Every facility needs to have a system in place that allows them to discharge waste and stormwater safely and in an environment-friendly way. It’s not only good for the environment, but it’s also a necessity to obtain a National Pollution Discharge Elimination System or NPDES permit.
This is especially true for any facility that discharges possible pollutants directly into a WOTUS, or Water of the United States. To get this permit, construction projects and operating facilities need to have an SWPPP or Stormwater Pollution Prevention Plan. It’s a document that outlines how a facility will discharge its pollutants, the types of contaminants it will release, and where they will be released.
SWPPPs differ from facility to facility and state to state: an SWPPP in Idaho for a machining facility is different from an SWPPP in Maine for a canning plant. However, there are specific procedures that all SWPPPs must undergo.
Here are the most crucial aspects of an SWPPP:
All SWPPPs must have descriptions of the facility, from name and address to geographic location and size. They must also include the water into which the facility will discharge, the direction of the stormwater when it flows out of the facility, the location of all pipes, inlets, outfalls, and any other stormwater conveyances.
Site descriptions in an SWPPP must also include the location of secondary containment structures and the quantities of potential stormwater pollutants. It must indicate whether a facility has had areas with past pollutant spills and sources of run-on from adjacent properties that may cause pollution not produced by the facility.
Pollution Prevention Team
An SWPPP must include creating a Pollution Prevention Team that will assist the facility manager in executing the facility’s SWPPP. Both the SWPPP and NPDES permit must indicate every member of the Pollution Prevention Team’s names and positions.

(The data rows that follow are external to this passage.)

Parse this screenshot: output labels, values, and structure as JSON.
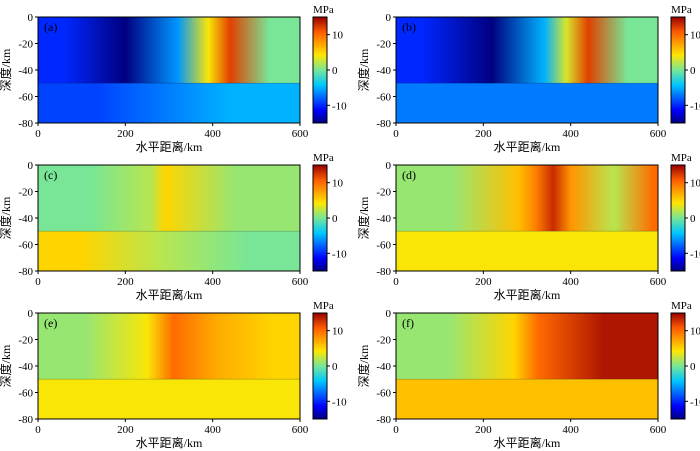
{
  "chart_data": [
    {
      "type": "heatmap",
      "panel_label": "(a)",
      "xlabel": "水平距离/km",
      "ylabel": "深度/km",
      "xlim": [
        0,
        600
      ],
      "ylim": [
        -80,
        0
      ],
      "xticks": [
        "0",
        "200",
        "400",
        "600"
      ],
      "yticks": [
        "0",
        "-20",
        "-40",
        "-60",
        "-80"
      ],
      "colorbar": {
        "unit": "MPa",
        "range": [
          -15,
          15
        ],
        "ticks": [
          "10",
          "0",
          "-10"
        ]
      },
      "layer_boundary_depth_km": -50,
      "background": -8,
      "upper_regions": [
        {
          "x": [
            0,
            120
          ],
          "value": -10
        },
        {
          "x": [
            120,
            280
          ],
          "value": -15
        },
        {
          "x": [
            280,
            360
          ],
          "value": -6
        },
        {
          "x": [
            360,
            420
          ],
          "value": 4
        },
        {
          "x": [
            420,
            460
          ],
          "value": 12
        },
        {
          "x": [
            460,
            600
          ],
          "value": 0
        }
      ],
      "lower_regions": [
        {
          "x": [
            0,
            280
          ],
          "value": -9
        },
        {
          "x": [
            280,
            600
          ],
          "value": -5
        }
      ]
    },
    {
      "type": "heatmap",
      "panel_label": "(b)",
      "xlabel": "水平距离/km",
      "ylabel": "深度/km",
      "xlim": [
        0,
        600
      ],
      "ylim": [
        -80,
        0
      ],
      "xticks": [
        "0",
        "200",
        "400",
        "600"
      ],
      "yticks": [
        "0",
        "-20",
        "-40",
        "-60",
        "-80"
      ],
      "colorbar": {
        "unit": "MPa",
        "range": [
          -15,
          15
        ],
        "ticks": [
          "10",
          "0",
          "-10"
        ]
      },
      "layer_boundary_depth_km": -50,
      "background": -8,
      "upper_regions": [
        {
          "x": [
            0,
            120
          ],
          "value": -10
        },
        {
          "x": [
            120,
            320
          ],
          "value": -15
        },
        {
          "x": [
            320,
            360
          ],
          "value": -5
        },
        {
          "x": [
            360,
            420
          ],
          "value": 3
        },
        {
          "x": [
            420,
            460
          ],
          "value": 12
        },
        {
          "x": [
            460,
            600
          ],
          "value": 0
        }
      ],
      "lower_regions": [
        {
          "x": [
            0,
            600
          ],
          "value": -7
        }
      ]
    },
    {
      "type": "heatmap",
      "panel_label": "(c)",
      "xlabel": "水平距离/km",
      "ylabel": "深度/km",
      "xlim": [
        0,
        600
      ],
      "ylim": [
        -80,
        0
      ],
      "xticks": [
        "0",
        "200",
        "400",
        "600"
      ],
      "yticks": [
        "0",
        "-20",
        "-40",
        "-60",
        "-80"
      ],
      "colorbar": {
        "unit": "MPa",
        "range": [
          -15,
          15
        ],
        "ticks": [
          "10",
          "0",
          "-10"
        ]
      },
      "layer_boundary_depth_km": -50,
      "background": 0,
      "upper_regions": [
        {
          "x": [
            0,
            240
          ],
          "value": 0
        },
        {
          "x": [
            240,
            280
          ],
          "value": 2
        },
        {
          "x": [
            280,
            300
          ],
          "value": 5
        },
        {
          "x": [
            300,
            600
          ],
          "value": 1
        }
      ],
      "lower_regions": [
        {
          "x": [
            0,
            200
          ],
          "value": 5
        },
        {
          "x": [
            200,
            360
          ],
          "value": 2
        },
        {
          "x": [
            360,
            600
          ],
          "value": 0
        }
      ]
    },
    {
      "type": "heatmap",
      "panel_label": "(d)",
      "xlabel": "水平距离/km",
      "ylabel": "深度/km",
      "xlim": [
        0,
        600
      ],
      "ylim": [
        -80,
        0
      ],
      "xticks": [
        "0",
        "200",
        "400",
        "600"
      ],
      "yticks": [
        "0",
        "-20",
        "-40",
        "-60",
        "-80"
      ],
      "colorbar": {
        "unit": "MPa",
        "range": [
          -15,
          15
        ],
        "ticks": [
          "10",
          "0",
          "-10"
        ]
      },
      "layer_boundary_depth_km": -50,
      "background": 1,
      "upper_regions": [
        {
          "x": [
            0,
            260
          ],
          "value": 1
        },
        {
          "x": [
            260,
            300
          ],
          "value": 6
        },
        {
          "x": [
            300,
            340
          ],
          "value": 9
        },
        {
          "x": [
            340,
            380
          ],
          "value": 13
        },
        {
          "x": [
            380,
            420
          ],
          "value": 8
        },
        {
          "x": [
            420,
            580
          ],
          "value": 2
        },
        {
          "x": [
            580,
            600
          ],
          "value": 10
        }
      ],
      "lower_regions": [
        {
          "x": [
            0,
            600
          ],
          "value": 4
        }
      ]
    },
    {
      "type": "heatmap",
      "panel_label": "(e)",
      "xlabel": "水平距离/km",
      "ylabel": "深度/km",
      "xlim": [
        0,
        600
      ],
      "ylim": [
        -80,
        0
      ],
      "xticks": [
        "0",
        "200",
        "400",
        "600"
      ],
      "yticks": [
        "0",
        "-20",
        "-40",
        "-60",
        "-80"
      ],
      "colorbar": {
        "unit": "MPa",
        "range": [
          -15,
          15
        ],
        "ticks": [
          "10",
          "0",
          "-10"
        ]
      },
      "layer_boundary_depth_km": -50,
      "background": 2,
      "upper_regions": [
        {
          "x": [
            0,
            220
          ],
          "value": 1
        },
        {
          "x": [
            220,
            280
          ],
          "value": 4
        },
        {
          "x": [
            280,
            340
          ],
          "value": 10
        },
        {
          "x": [
            340,
            480
          ],
          "value": 7
        },
        {
          "x": [
            480,
            600
          ],
          "value": 5
        }
      ],
      "lower_regions": [
        {
          "x": [
            0,
            600
          ],
          "value": 4
        }
      ]
    },
    {
      "type": "heatmap",
      "panel_label": "(f)",
      "xlabel": "水平距离/km",
      "ylabel": "深度/km",
      "xlim": [
        0,
        600
      ],
      "ylim": [
        -80,
        0
      ],
      "xticks": [
        "0",
        "200",
        "400",
        "600"
      ],
      "yticks": [
        "0",
        "-20",
        "-40",
        "-60",
        "-80"
      ],
      "colorbar": {
        "unit": "MPa",
        "range": [
          -15,
          15
        ],
        "ticks": [
          "10",
          "0",
          "-10"
        ]
      },
      "layer_boundary_depth_km": -50,
      "background": 2,
      "upper_regions": [
        {
          "x": [
            0,
            240
          ],
          "value": 1
        },
        {
          "x": [
            240,
            300
          ],
          "value": 5
        },
        {
          "x": [
            300,
            350
          ],
          "value": 10
        },
        {
          "x": [
            350,
            600
          ],
          "value": 14
        }
      ],
      "lower_regions": [
        {
          "x": [
            0,
            600
          ],
          "value": 6
        }
      ]
    }
  ]
}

Site Activities That May Cause Pollution
All SWPPPs must indicate facility activities that may cause pollution, spills or leaks, and areas of the facility that store materials exposed to rain and snow. The SWPPP must also include details of any significant spills and leaks in the facility over the past three years.
Control Measures, Schedules, and Procedures
All SWPPPs should have specific control measures for every process or area that might generate pollutants. It should document how each control measure prevents excess contaminants from being discharged with respect to the NPDES permit’s effluent limits.
Spill Response Plans
An SWPPP must include a Spill Response Plan in the unfortunate event that the facility experiences a spill. The Spill Response Plan must meet other regulatory requirements and address other, non-spill related stormwater pollution events.
Inspections and Monitoring
All SWPPPs must allow for the regular and periodic monitoring and inspection of facilities to ensure that they comply with state and federal regulations all the time. Regular audits must be established and scheduled in an SWPPP, depending on the facility’s effluent limits and the type of pollutants it produces.
An SWPPP must indicate what type of training its employees have received in pollutant prevention, including education in best practices and procedures. Other training modules that should be implemented are RCRA and SPCC, as well as basic spill response training.